Press Release: Tolebrutinib meets primary endpoint in HERCULES
phase 3 study, the first and only to show reduction in disability
accumulation in non-relapsing secondary progressive multiple
sclerosis
Tolebrutinib meets primary endpoint in HERCULES phase 3
study, the first and only to show reduction in disability
accumulation in non-relapsing secondary progressive multiple
sclerosis
- In the HERCULES study, tolebrutinib met the primary endpoint in
delaying time to onset of confirmed disability progression in
people with nrSPMS, a population for which there are currently no
approved therapies and significant unmet medical need
- The GEMINI 1 and 2 studies evaluating tolebrutinib in people
with relapsing MS (RMS) did not show significance in the primary
endpoint of reducing annualized relapse rate over Aubagio
(teriflunomide). Analysis of the key secondary endpoint of pooled
6-month confirmed disability worsening (CDW) data showed a
considerable delay in time to onset
- Phase 3 study results will form the basis for future
discussions with global regulatory authorities
- Study results will be presented at the ECTRIMS medical meeting,
September 20
Paris, September 2, 2024.
Positive results from the HERCULES phase 3 study showed that
tolebrutinib, Sanofi’s oral brain-penetrant BTK inhibitor, met the
primary endpoint of improvement over placebo in delaying time to
onset of confirmed disability progression (CDP) in people with
non-relapsing secondary progressive MS (nrSPMS). In the HERCULES
study, nrSPMS was defined at baseline as having a SPMS diagnosis
with an expanded disability status scale (EDSS) score between 3.0
and 6.5, no clinical relapses for the previous 24 months and
documented evidence of disability accumulation in the previous 12
months. Preliminary analysis of liver safety was consistent with
previous tolebrutinib studies.
Results from the GEMINI 1 and 2 phase 3 studies evaluating
tolebrutinib did not meet the primary endpoint of reducing
annualized relapse rate (ARR), compared to teriflunomide, in people
with relapsing forms of multiple sclerosis. However, analysis of
the key secondary endpoint of pooled 6-month CDW data showed a
considerable delay in time to onset, which supports the CDP data
observed in HERCULES.
Houman Ashrafian, MD, PhD
Head of Research & Development, Sanofi
“Tolebrutinib represents an unprecedented breakthrough as a
potential first-in-disease treatment option with clinically
meaningful benefit in disability accumulation. Addressing
disability accumulation, thought to be driven by smoldering
neuroinflammation, remains the greatest unmet medical need in
people with non-relapsing secondary progressive MS today.”

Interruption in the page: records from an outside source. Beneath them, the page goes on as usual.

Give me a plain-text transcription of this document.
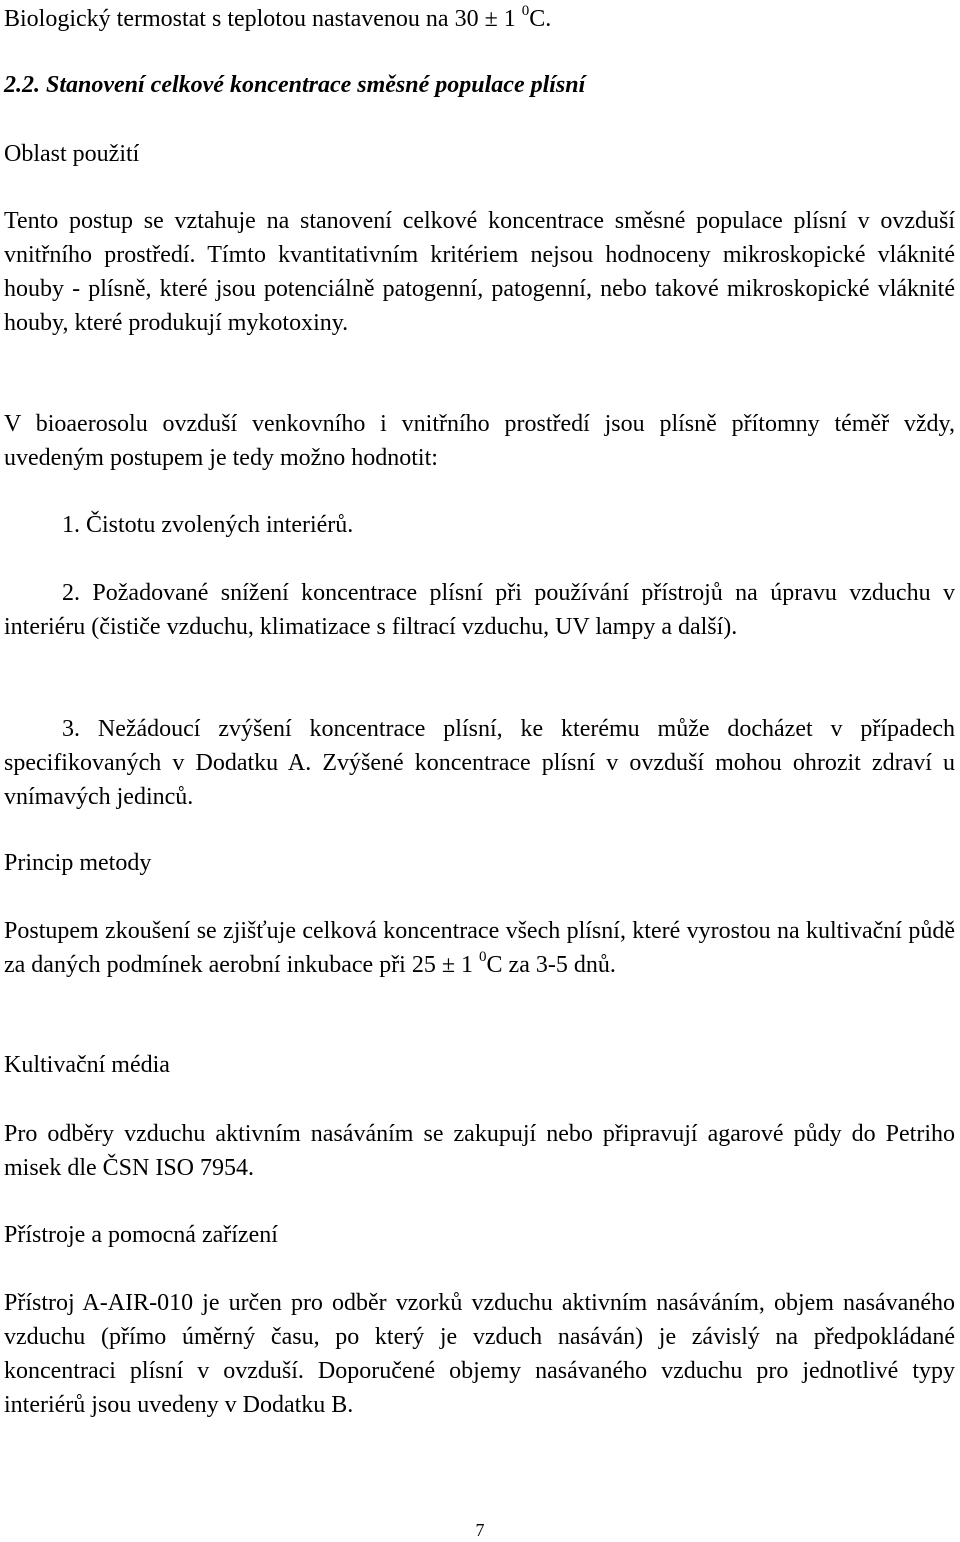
Biologický termostat s teplotou nastavenou na 30 ± 1 $^0$C.

2.2. Stanovení celkové koncentrace směsné populace plísní

Oblast použití

Tento postup se vztahuje na stanovení celkové koncentrace směsné populace plísní v ovzduší vnitřního prostředí. Tímto kvantitativním kritériem nejsou hodnoceny mikroskopické vláknité houby - plísně, které jsou potenciálně patogenní, patogenní, nebo takové mikroskopické vláknité houby, které produkují mykotoxiny.

V bioaerosolu ovzduší venkovního i vnitřního prostředí jsou plísně přítomny téměř vždy, uvedeným postupem je tedy možno hodnotit:

1. Čistotu zvolených interiérů.

2. Požadované snížení koncentrace plísní při používání přístrojů na úpravu vzduchu v interiéru (čističe vzduchu, klimatizace s filtrací vzduchu, UV lampy a další).

3. Nežádoucí zvýšení koncentrace plísní, ke kterému může docházet v případech specifikovaných v Dodatku A. Zvýšené koncentrace plísní v ovzduší mohou ohrozit zdraví u vnímavých jedinců.

Princip metody

Postupem zkoušení se zjišťuje celková koncentrace všech plísní, které vyrostou na kultivační půdě za daných podmínek aerobní inkubace při 25 ± 1 $^0$C za 3-5 dnů.

Kultivační média

Pro odběry vzduchu aktivním nasáváním se zakupují nebo připravují agarové půdy do Petriho misek dle ČSN ISO 7954.

Přístroje a pomocná zařízení

Přístroj A-AIR-010 je určen pro odběr vzorků vzduchu aktivním nasáváním, objem nasávaného vzduchu (přímo úměrný času, po který je vzduch nasáván) je závislý na předpokládané koncentraci plísní v ovzduší. Doporučené objemy nasávaného vzduchu pro jednotlivé typy interiérů jsou uvedeny v Dodatku B.

7
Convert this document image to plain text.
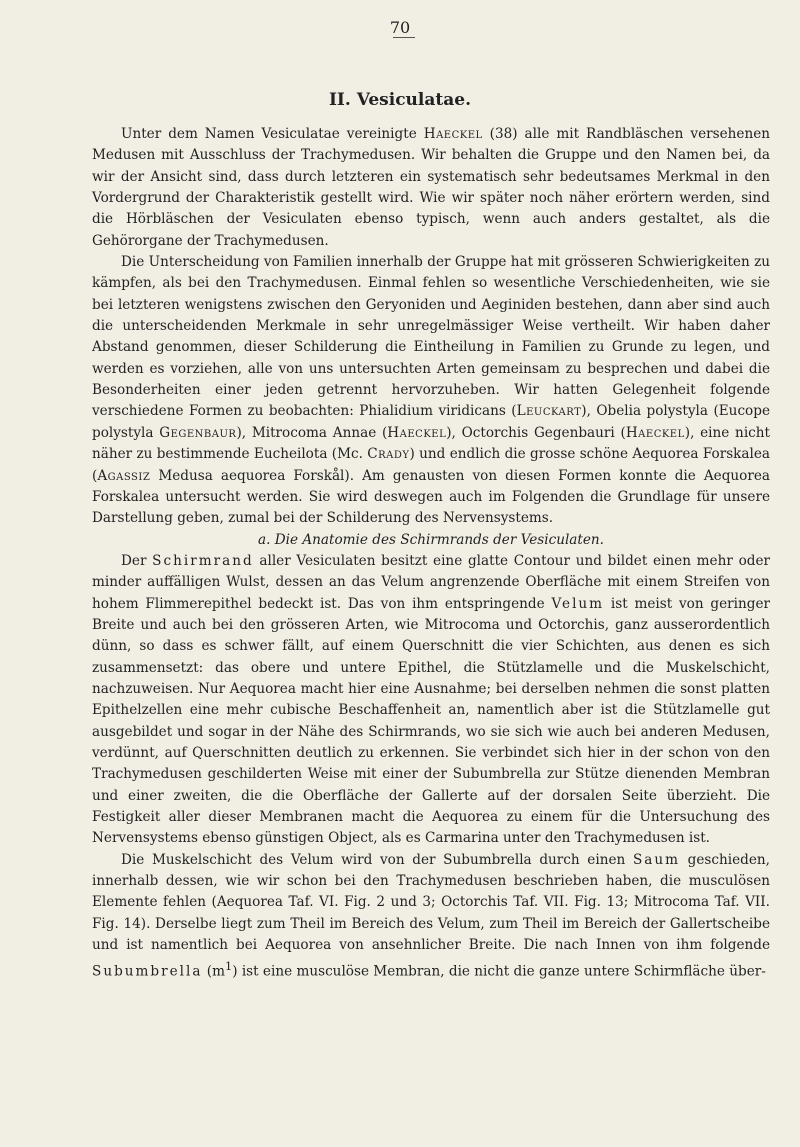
70
II. Vesiculatae.

Unter dem Namen Vesiculatae vereinigte Haeckel (38) alle mit Randbläschen versehenen Medusen mit Ausschluss der Trachymedusen. Wir behalten die Gruppe und den Namen bei, da wir der Ansicht sind, dass durch letzteren ein systematisch sehr bedeutsames Merkmal in den Vordergrund der Charakteristik gestellt wird. Wie wir später noch näher erörtern werden, sind die Hörbläschen der Vesiculaten ebenso typisch, wenn auch anders gestaltet, als die Gehörorgane der Trachymedusen.

Die Unterscheidung von Familien innerhalb der Gruppe hat mit grösseren Schwierigkeiten zu kämpfen, als bei den Trachymedusen. Einmal fehlen so wesentliche Verschiedenheiten, wie sie bei letzteren wenigstens zwischen den Geryoniden und Aeginiden bestehen, dann aber sind auch die unterscheidenden Merkmale in sehr unregelmässiger Weise vertheilt. Wir haben daher Abstand genommen, dieser Schilderung die Eintheilung in Familien zu Grunde zu legen, und werden es vorziehen, alle von uns untersuchten Arten gemeinsam zu besprechen und dabei die Besonderheiten einer jeden getrennt hervorzuheben. Wir hatten Gelegenheit folgende verschiedene Formen zu beobachten: Phialidium viridicans (Leuckart), Obelia polystyla (Eucope polystyla Gegenbaur), Mitrocoma Annae (Haeckel), Octorchis Gegenbauri (Haeckel), eine nicht näher zu bestimmende Eucheilota (Mc. Crady) und endlich die grosse schöne Aequorea Forskalea (Agassiz Medusa aequorea Forskål). Am genausten von diesen Formen konnte die Aequorea Forskalea untersucht werden. Sie wird deswegen auch im Folgenden die Grundlage für unsere Darstellung geben, zumal bei der Schilderung des Nervensystems.

a. Die Anatomie des Schirmrands der Vesiculaten.

Der Schirmrand aller Vesiculaten besitzt eine glatte Contour und bildet einen mehr oder minder auffälligen Wulst, dessen an das Velum angrenzende Oberfläche mit einem Streifen von hohem Flimmerepithel bedeckt ist. Das von ihm entspringende Velum ist meist von geringer Breite und auch bei den grösseren Arten, wie Mitrocoma und Octorchis, ganz ausserordentlich dünn, so dass es schwer fällt, auf einem Querschnitt die vier Schichten, aus denen es sich zusammensetzt: das obere und untere Epithel, die Stützlamelle und die Muskelschicht, nachzuweisen. Nur Aequorea macht hier eine Ausnahme; bei derselben nehmen die sonst platten Epithelzellen eine mehr cubische Beschaffenheit an, namentlich aber ist die Stützlamelle gut ausgebildet und sogar in der Nähe des Schirmrands, wo sie sich wie auch bei anderen Medusen, verdünnt, auf Querschnitten deutlich zu erkennen. Sie verbindet sich hier in der schon von den Trachymedusen geschilderten Weise mit einer der Subumbrella zur Stütze dienenden Membran und einer zweiten, die die Oberfläche der Gallerte auf der dorsalen Seite überzieht. Die Festigkeit aller dieser Membranen macht die Aequorea zu einem für die Untersuchung des Nervensystems ebenso günstigen Object, als es Carmarina unter den Trachymedusen ist.

Die Muskelschicht des Velum wird von der Subumbrella durch einen Saum geschieden, innerhalb dessen, wie wir schon bei den Trachymedusen beschrieben haben, die musculösen Elemente fehlen (Aequorea Taf. VI. Fig. 2 und 3; Octorchis Taf. VII. Fig. 13; Mitrocoma Taf. VII. Fig. 14). Derselbe liegt zum Theil im Bereich des Velum, zum Theil im Bereich der Gallertscheibe und ist namentlich bei Aequorea von ansehnlicher Breite. Die nach Innen von ihm folgende Subumbrella $(m^1)$ ist eine musculöse Membran, die nicht die ganze untere Schirmfläche über-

The PERSEUS phase 3 study in primary progressive MS, evaluating
time to onset of CDP, is currently ongoing with study results
anticipated in 2025.
Study results for HERCULES and GEMINI 1 and 2 will be presented
at the upcoming European Committee for Treatment and Research in
Multiple Sclerosis (ECTRIMS) medical meeting in Copenhagen,
Denmark, September 20, 2024. Tolebrutinib is currently under
clinical investigation, and its safety and efficacy have not been
evaluated by any regulatory authority.
Multiple sclerosis is a chronic, immune-mediated,
neurodegenerative disease that results in accumulation of
irreversible disabilities over time. The physical and cognitive
disability impairments translate into gradual deterioration of
health status and lower quality of life, impacting patients’ care
and life expectancy.
Disability accumulation remains the significant unmet medical
need in MS. To date, the primary target of current therapies has
been peripheral B and T cells, while innate immunity, which is
believed to drive disability accumulation, remains largely
unaddressed by current therapies. Currently approved or medicines
being tested for MS mainly target the adaptive immune system and/or
do not act directly within the central nervous system (CNS) to
drive clinical benefit.
RMS refers to people with MS who experience episodes of new or
worsening symptoms (known as relapses) followed by periods of
partial or complete recovery. nrSPMS refers to people with MS who
have stopped experiencing confirmed relapses but continue to
experience accumulation of disability, experienced as symptoms such
as fatigue, cognition impairment, balance and gait impairment, loss
of bowel and/or bladder function, sexual disfunction, amongst
others.
Tolebrutinib's mechanism of action modulates both B lymphocytes
and activated microglia in the CNS, which is understood to address
the underlying mechanisms of disability accumulation in MS linked
to smoldering neuroinflammation in the brain and spinal cord.
About GEMINI 1 & 2
GEMINI 1 (clinical study identifier: NCT04410978) and GEMINI 2
(NCT04410991) were randomized, double-blind phase 3 clinical
studies evaluating the efficacy and safety of tolebrutinib compared
to teriflunomide in participants with relapsing forms of MS.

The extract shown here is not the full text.